• not at all but the continuous debate on the subject, the awareness of people and the level of activism around it give me hope it will be achieved.
  • absolutely not
  • i would really like to think that progress is being made. but with tv shows, like the most recent survivor, pitting groups of people to compete against each other based on race, i don't see the problem fixing itself anytime soon.
  • In my experience, we have at least made giant steps toward it. I say this because I do not know anyone who would not vote for --say, Colin Powell or Condoleeza Rice or Alberto Gonzales-- just because of their race. Not One Single Person. & I know a lot of people. I doubt that anyone could have said that in 1968.
  • We have up to some extent; 100% I do not think so, but we have achieved much more than any country has ever done to its residents. Besides, there is hope for the growth because it is in the constituition of America and there are rights to fight back the rights. Many countries like many Islamic countries do not even give those basic rights to humans and they are treated like third grade citizen in those countries. US has created a model country in terms of Human Rights, Discrimination against race, religion, or colour.
  • So long as we have affirmative action we won't get anywhere. All affirmative action does is guarantee that a company will hire x amount of women, x amount of blacks, x amount of hispanics, etc. they are not being hired because the company feels they will truly be a benefit to them but because some PR dumbass said they have to.
  • No. Racism is still rampant-its just much more covert. Take a ride on the A train from Washington Heights down to Wall Street and you can see it plain as day-the white people are scared of the black people, the black people are angry at the white people-insert any ethnic group into that sentence, its all the same. It depresses me to no end because I can't help but wonder if we will evolve past this or if we will sink down farther and farther in to it.
  • In many ways, I believe that we have gone from one type of racism to another. To one that causes a whole new set of problems. A person of African decent is not to be trusted or is to be feared, a person of European decent is not to be trusted or is to be hated, and we find ourselves within a society that practices willful segregation. The only way that, I believe, we can realize the dream of true equality is to teach the proper way to behave in society to our kids. To stop teaching them about the differences, and begin referring to all people as people, and not races or ethnic groups. The world is getting way to small. We can no longer survive as seperate people peacefully. The greatest road block to King's dream in America are the very cival rights organizations that claim to endorse and further it. "A house devided against itself cannot stand."
  • Unfortunately no. Racism is far less prevelant than 40 years ago and more opportunity is available to all but there is no doubt there is still discrimination based on ethnicity. The part that has been less fulfilled in my opinion is people being judged by the content of their character, we are sorely lacking in that department. In my opinion if MLK were alive today he would still feel there is much work to do and he would handle it far differently that people like Jessie Jackson and Al Sharpton, M.L. King did have aforementioned character.

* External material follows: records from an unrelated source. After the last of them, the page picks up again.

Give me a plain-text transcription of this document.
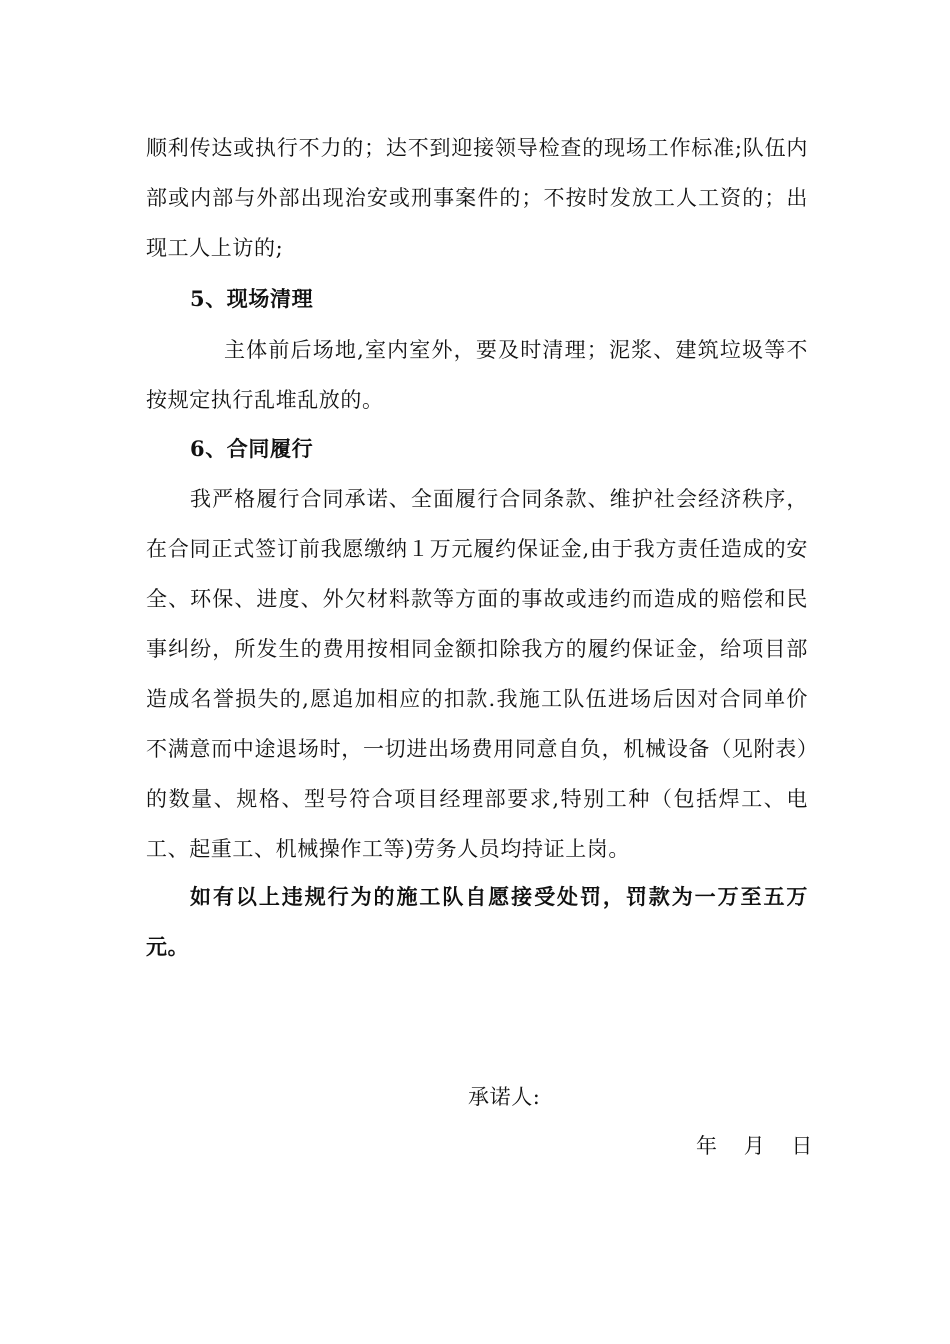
顺利传达或执行不力的；达不到迎接领导检查的现场工作标准;队伍内部或内部与外部出现治安或刑事案件的；不按时发放工人工资的；出现工人上访的;

5、现场清理

主体前后场地,室内室外，要及时清理；泥浆、建筑垃圾等不按规定执行乱堆乱放的。

6、合同履行

我严格履行合同承诺、全面履行合同条款、维护社会经济秩序，在合同正式签订前我愿缴纳１万元履约保证金,由于我方责任造成的安全、环保、进度、外欠材料款等方面的事故或违约而造成的赔偿和民事纠纷，所发生的费用按相同金额扣除我方的履约保证金，给项目部造成名誉损失的,愿追加相应的扣款.我施工队伍进场后因对合同单价不满意而中途退场时，一切进出场费用同意自负，机械设备（见附表）的数量、规格、型号符合项目经理部要求,特别工种（包括焊工、电工、起重工、机械操作工等)劳务人员均持证上岗。

如有以上违规行为的施工队自愿接受处罚，罚款为一万至五万元。

承诺人:

年    月    日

  • nowhere near it if you listen to the questions on yahoo answers..some pretty racist stuff on there.
  • No; people are human and have failings.
  • Ok, I'll get poohed here, but I really don't think so. If it were, we would realize that Martin Luther King Jr (really Michael King) had a very horribly flawed character and would replace his holiday with one to honor more honorable people like Rosa Parks. There are too many lies and cover ups about him to grant him such an honor in our nation and he also didn't seem to believe people needed to be held accountable for their own actions later in his career, someone else was always blamed. Today we just have reverse discrimination in addition to the discrimination fought against years ago. Laws don't help hearts change.
  • We judge people by their covers when we first meet them. Thats the only way we can go about judging a persons character... But as a black man, I can say that people will consider the worth of my character if I'm given the chance to apply myself. Thing is though I live in california, where the we have a minority majority. I cant say its the same all around America and I really would be surprised if it were to be honest.
  • no. and i doubt it ever really will. growing up i never thought about race or had to...but it seems to be making a comeback. in fact, if it wasn't an issue, we wouldn't have a section called "ethnic relations" lol
  • Sure, it has, why not? If it's not enough that we have our first black president, then what would it take? The main reason Mr. Obama is so controversial is that despite his apparent charm, his policies are radical and atypical to American capitalism. It has little to do with his color. I think the fact that he won that election and is popular on a personal level, is testament to that.
  • We had our first African-American President, so even if we're not there, we're certainly making progress in the right direction.
  • I'm afraid Dr, King would be apoplectic at the numerous ways people twist his dream and toss his name around with little to no understanding of exactly what his dream was. I also feel fairly certain he would suggest to many who compare themselves to him that they step outside to "discuss it".